Daily-Omni’s methodologies have influenced broader benchmarking paradigms. In HumanOmniV2 (Yang et al., 26 Jun 2025), explicit global context understanding and reinforcement learning reward shaping (context, logical, format rewards) are used to improve multimodal reasoning performance; IntentBench and WorldSense collectively reflect evolution from pure synchronous temporal alignment toward holistic assessment of human intention and context-aware social reasoning. In CogGuide (Shou et al., 8 Sep 2025), a plug-and-play three-module “intent sketch” pipeline (Intent Perceiver, Strategy Generator, Strategy Selector) further advances zero-shot cross-modal reasoning through entropy reduction and information gain maximization, yielding improvements up to +9.51 pp on Daily-Omni. Moreover, modular benchmarking toolkits such as OmniEvalKit (Zhang et al., 9 Dec 2024) enable daily, automated model evaluation over multi-domain and multimodal datasets with lightweight extensibility.
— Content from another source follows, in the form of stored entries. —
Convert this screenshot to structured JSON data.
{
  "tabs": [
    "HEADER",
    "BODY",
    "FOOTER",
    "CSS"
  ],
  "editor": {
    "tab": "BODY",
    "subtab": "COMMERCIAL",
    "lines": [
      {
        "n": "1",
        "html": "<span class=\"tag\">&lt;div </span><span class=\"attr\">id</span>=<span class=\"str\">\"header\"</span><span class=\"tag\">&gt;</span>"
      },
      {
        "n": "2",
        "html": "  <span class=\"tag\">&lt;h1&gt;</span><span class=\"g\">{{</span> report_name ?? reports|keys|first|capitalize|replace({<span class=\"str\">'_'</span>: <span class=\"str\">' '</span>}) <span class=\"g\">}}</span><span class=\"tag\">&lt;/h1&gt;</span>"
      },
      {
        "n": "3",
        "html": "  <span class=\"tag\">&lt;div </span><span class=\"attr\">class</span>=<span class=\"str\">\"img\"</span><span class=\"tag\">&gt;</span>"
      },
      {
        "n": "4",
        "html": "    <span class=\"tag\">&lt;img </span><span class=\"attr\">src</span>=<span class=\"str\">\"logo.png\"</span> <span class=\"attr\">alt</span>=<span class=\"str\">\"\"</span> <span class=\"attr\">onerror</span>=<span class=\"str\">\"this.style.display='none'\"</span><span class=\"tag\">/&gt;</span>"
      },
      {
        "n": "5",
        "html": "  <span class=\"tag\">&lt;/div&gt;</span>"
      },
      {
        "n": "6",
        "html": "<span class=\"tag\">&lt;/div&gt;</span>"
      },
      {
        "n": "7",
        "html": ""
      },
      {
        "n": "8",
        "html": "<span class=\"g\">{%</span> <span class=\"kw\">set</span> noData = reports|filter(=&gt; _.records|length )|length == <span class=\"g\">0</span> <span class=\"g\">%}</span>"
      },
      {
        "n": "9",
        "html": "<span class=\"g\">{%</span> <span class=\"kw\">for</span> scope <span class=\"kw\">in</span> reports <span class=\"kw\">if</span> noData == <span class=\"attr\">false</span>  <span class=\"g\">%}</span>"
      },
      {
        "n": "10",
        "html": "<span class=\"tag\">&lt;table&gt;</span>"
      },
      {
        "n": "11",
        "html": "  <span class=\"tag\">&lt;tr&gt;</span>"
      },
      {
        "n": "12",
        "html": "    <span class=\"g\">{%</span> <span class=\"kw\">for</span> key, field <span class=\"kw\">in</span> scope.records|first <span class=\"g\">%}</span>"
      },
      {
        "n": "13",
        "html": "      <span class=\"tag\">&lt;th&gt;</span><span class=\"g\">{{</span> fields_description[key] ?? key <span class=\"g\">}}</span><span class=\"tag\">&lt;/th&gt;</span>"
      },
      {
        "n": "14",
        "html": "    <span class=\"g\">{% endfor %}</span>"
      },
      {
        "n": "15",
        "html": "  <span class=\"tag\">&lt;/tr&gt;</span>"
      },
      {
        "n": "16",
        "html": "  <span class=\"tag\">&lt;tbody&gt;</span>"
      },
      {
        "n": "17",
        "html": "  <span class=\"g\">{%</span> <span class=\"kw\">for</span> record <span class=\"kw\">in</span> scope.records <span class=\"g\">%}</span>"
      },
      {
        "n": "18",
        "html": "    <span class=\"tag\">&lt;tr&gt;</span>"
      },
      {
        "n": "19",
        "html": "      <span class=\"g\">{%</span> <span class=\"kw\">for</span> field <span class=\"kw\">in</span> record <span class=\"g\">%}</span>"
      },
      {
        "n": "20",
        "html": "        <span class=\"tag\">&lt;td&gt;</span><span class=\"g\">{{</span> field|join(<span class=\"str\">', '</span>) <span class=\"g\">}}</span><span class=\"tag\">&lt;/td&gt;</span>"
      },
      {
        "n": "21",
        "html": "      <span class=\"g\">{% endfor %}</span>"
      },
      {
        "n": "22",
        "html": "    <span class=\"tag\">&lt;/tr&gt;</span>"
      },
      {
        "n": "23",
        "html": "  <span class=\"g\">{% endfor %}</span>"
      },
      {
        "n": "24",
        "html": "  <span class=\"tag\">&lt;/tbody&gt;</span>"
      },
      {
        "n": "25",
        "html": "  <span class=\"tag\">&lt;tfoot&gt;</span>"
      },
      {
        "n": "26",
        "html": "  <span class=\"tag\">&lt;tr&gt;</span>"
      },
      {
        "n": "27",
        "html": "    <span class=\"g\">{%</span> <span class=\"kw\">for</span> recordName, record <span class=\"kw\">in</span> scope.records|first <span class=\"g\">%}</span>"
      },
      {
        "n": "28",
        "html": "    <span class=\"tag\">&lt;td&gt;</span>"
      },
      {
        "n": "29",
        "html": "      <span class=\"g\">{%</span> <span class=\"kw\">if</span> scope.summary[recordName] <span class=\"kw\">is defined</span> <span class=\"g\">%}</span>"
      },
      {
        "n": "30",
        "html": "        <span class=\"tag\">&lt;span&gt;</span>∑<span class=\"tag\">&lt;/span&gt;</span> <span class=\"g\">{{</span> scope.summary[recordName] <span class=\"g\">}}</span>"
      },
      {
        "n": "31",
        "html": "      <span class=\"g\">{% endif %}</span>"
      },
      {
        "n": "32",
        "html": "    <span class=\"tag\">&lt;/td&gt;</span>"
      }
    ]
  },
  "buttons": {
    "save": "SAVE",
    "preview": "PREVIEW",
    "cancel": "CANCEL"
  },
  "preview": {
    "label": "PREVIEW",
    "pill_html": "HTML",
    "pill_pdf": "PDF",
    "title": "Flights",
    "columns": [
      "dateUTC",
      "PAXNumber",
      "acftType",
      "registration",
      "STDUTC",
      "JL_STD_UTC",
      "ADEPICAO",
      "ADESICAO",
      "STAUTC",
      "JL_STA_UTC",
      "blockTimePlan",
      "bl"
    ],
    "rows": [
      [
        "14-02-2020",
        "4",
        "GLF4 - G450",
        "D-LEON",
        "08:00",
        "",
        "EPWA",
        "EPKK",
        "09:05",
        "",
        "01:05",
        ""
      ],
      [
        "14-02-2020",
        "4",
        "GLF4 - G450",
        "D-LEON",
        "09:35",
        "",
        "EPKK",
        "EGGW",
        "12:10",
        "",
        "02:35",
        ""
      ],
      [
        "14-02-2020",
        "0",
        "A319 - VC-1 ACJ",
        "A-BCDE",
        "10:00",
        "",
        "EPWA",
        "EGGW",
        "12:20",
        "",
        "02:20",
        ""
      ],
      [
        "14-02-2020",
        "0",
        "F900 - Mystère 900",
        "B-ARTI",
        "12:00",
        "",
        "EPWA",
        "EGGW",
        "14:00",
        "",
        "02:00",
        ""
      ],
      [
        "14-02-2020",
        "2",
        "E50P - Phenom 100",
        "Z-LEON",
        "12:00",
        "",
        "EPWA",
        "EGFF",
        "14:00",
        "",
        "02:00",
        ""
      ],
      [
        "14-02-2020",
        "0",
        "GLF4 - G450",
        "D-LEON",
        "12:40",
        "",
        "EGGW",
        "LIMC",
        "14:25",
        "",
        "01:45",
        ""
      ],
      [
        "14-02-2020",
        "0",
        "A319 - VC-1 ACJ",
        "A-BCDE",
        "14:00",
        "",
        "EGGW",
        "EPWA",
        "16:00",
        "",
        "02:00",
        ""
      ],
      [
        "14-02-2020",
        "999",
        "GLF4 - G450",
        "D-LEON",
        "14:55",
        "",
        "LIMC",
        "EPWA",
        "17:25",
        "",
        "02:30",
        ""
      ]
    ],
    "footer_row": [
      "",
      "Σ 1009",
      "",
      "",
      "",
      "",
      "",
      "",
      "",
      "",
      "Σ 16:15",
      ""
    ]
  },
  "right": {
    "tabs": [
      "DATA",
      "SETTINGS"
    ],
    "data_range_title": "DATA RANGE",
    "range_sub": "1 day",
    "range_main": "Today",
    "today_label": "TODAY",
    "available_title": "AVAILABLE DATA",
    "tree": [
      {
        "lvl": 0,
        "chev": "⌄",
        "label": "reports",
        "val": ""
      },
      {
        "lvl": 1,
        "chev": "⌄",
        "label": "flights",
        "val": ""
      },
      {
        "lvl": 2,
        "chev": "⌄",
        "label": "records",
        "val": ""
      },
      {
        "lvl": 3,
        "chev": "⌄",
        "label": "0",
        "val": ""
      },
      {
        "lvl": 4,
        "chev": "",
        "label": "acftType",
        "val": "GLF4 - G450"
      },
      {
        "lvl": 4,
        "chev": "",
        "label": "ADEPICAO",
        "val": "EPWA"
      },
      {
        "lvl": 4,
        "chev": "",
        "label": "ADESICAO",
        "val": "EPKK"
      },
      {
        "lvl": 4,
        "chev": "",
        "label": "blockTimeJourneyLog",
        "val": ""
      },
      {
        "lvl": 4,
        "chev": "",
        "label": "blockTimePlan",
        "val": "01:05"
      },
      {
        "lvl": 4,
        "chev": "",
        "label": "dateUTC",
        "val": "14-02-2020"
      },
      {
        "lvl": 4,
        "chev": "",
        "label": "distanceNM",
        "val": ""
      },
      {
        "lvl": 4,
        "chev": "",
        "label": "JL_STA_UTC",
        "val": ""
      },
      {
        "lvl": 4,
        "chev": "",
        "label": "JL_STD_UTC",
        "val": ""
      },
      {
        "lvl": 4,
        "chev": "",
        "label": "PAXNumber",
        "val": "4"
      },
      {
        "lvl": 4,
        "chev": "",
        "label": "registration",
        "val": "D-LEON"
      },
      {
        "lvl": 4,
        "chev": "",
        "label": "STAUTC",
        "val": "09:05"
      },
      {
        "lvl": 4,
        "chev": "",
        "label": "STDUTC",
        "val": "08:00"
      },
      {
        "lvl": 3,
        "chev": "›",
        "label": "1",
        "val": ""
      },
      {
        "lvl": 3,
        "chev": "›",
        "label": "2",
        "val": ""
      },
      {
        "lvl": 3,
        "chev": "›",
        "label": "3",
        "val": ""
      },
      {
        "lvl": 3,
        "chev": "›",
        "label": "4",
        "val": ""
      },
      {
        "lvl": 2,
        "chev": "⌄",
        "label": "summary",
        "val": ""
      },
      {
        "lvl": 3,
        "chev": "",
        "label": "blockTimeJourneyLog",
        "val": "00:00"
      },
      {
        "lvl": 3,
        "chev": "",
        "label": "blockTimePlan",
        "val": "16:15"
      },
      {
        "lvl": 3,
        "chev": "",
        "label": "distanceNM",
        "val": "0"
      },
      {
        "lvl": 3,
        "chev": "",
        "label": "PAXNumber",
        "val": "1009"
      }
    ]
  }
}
7. Future Directions and Outstanding Challenges

Current research emphasizes:

Developing more robust and precise video temporal grounding models, enabling extraction and alignment of key event pairs with minimal annotation burden.
Joint or end-to-end training strategies for multimodal systems, integrating cross-modal perception and reasoning, potentially improving performance in complex and noisy real-world input domains.
Expanding benchmark scope and complexity by increasing dataset size, variety, and inclusion of further context-dependent, temporally rich everyday scenarios.

This suggests that further progress in audio-visual multimodal QA will depend on increasingly adaptive, context-sensitive modeling pipelines, as well as the systematic enhancement of benchmark methodologies to better reflect real-life event complexity and temporality.

8. Evaluation Metrics and Mathematical Definitions

Performance on Daily-Omni is primarily quantified using overall accuracy:

$\text{Accuracy} = \left( \frac{\text{Number of Correct Answers}}{\text{Total Number of Questions}} \right) \times 100\%$

Additional metrics, such as alignment precision and annotator acceptance rates, support continuous benchmarking. This rigorous evaluation, coupled with qualitative advancement in temporal alignment and context reasoning, defines the benchmark's lasting impact on the multimodal model assessment landscape.